NOT for the first time, the West Indies cricketers have soared from the depths of despair to the heady heights of an overwhelming triumph.
Just when fans were hoping they could not sink any lower, the Windies produced a record-breaking performance that ensured they shared the spoils in the one-day international series against New Zealand.
They did it by registering their highest-ever ODI score of 363, upstaging the likes of Viv Richards, Gordon Greenidge and Desmond Haynes, who were the main run-getters in the heady days of the regional team’s domination of all opponents in the 1980s.
Thanks to centuries from captain Dwayne Bravo and Kirk Edwards, followed by good work from the bowlers, the West Indies beat the New Zealanders by 203 runs, a thoroughly convincing victory which is worthy of much praise.
But, as always with the Windies, such a sensational success has to be put into perspective, especially coming so soon after abject displays over the last three months against India and the same New Zealand.
And it was posted amidst reports that there was internal strife in the team, as confirmed by the region’s premier cricket correspondent and Sunday Express columnist Tony Cozier, after hints of such from WI Test skipper Darren Sammy and team manager Richie Richardson.

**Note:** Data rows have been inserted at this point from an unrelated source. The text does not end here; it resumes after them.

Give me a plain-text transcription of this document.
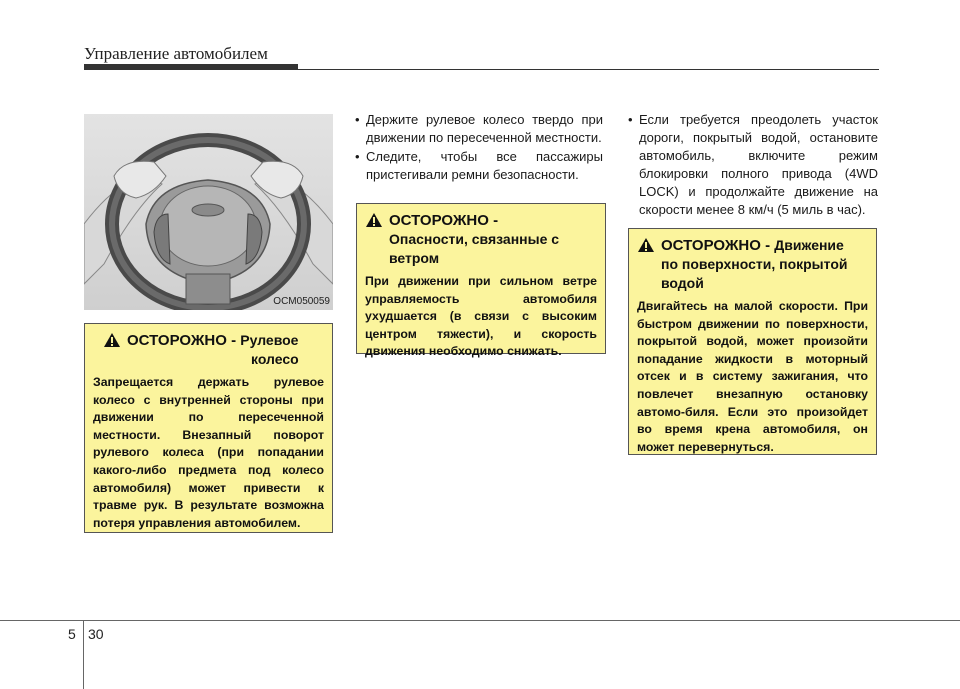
Управление автомобилем
OCM050059
ОСТОРОЖНО - Рулевое
колесо
Запрещается держать рулевое колесо с внутренней стороны при движении по пересеченной местности. Внезапный поворот рулевого колеса (при попадании какого-либо предмета под колесо автомобиля) может привести к травме рук. В результате возможна потеря управления автомобилем.
• Держите рулевое колесо твердо при движении по пересеченной местности.
• Следите, чтобы все пассажиры пристегивали ремни безопасности.
ОСТОРОЖНО -
Опасности, связанные с ветром
При движении при сильном ветре управляемость автомобиля ухудшается (в связи с высоким центром тяжести), и скорость движения необходимо снижать.
• Если требуется преодолеть участок дороги, покрытый водой, остановите автомобиль, включите режим блокировки полного привода (4WD LOCK) и продолжайте движение на скорости менее 8 км/ч (5 миль в час).
ОСТОРОЖНО - Движение
по поверхности, покрытой водой
Двигайтесь на малой скорости. При быстром движении по поверхности, покрытой водой, может произойти попадание жидкости в моторный отсек и в систему зажигания, что повлечет внезапную остановку автомо-биля. Если это произойдет во время крена автомобиля, он может перевернуться.
5 30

There is also the continuing spate of bad decisions by the West Indies Cricket Board (WICB), including one to send the players to relive their childhood at amusement parks in the United States instead of putting in the hard work at practice before heading off to the sub-continent and then Down Under.
As Mr Cozier put it, referring to Dwayne Bravo’s claims of a lack of team unity, “It also amounted to a dismissal of the relevance of the laid-back, expensive week-long ‘Elite Team Tour’ in Florida prior to departure for India that board president Dave Cameron saw as an exercise aimed at creating ‘a culture of unity, winning and overall success’. Certainly, Bravo observed no ‘culture of unity’ as a result.”
And there is the WICB’s selection panel, which must be due for change in light of recent ridiculous manoeuvres, which Mr Cozier also alluded to.
“Their complacency after four years was palpable in their decision to pick the identical squad for New Zealand as was thrashed in India,” he wrote in his column of December 29.
One terrific result will not put all those things right and, from top to bottom, everyone involved in West Indies cricket will have to thrash out these issues before the team goes back into the arena after the New Zealand tour.
The talent is definitely still there, not in the abundance as of 30 years ago, but Tuesday’s victory in Hamilton shows what can be achieved with dedication and discipline, but it has to be applied right through the West Indies establishment, from board president all the way down to ambitious juniors. With the right approach, such a fleeting success should not be an aberration but a regular occurrence for the West Indies cricket team.
But it requires all hands on deck working with one common goal without any delay.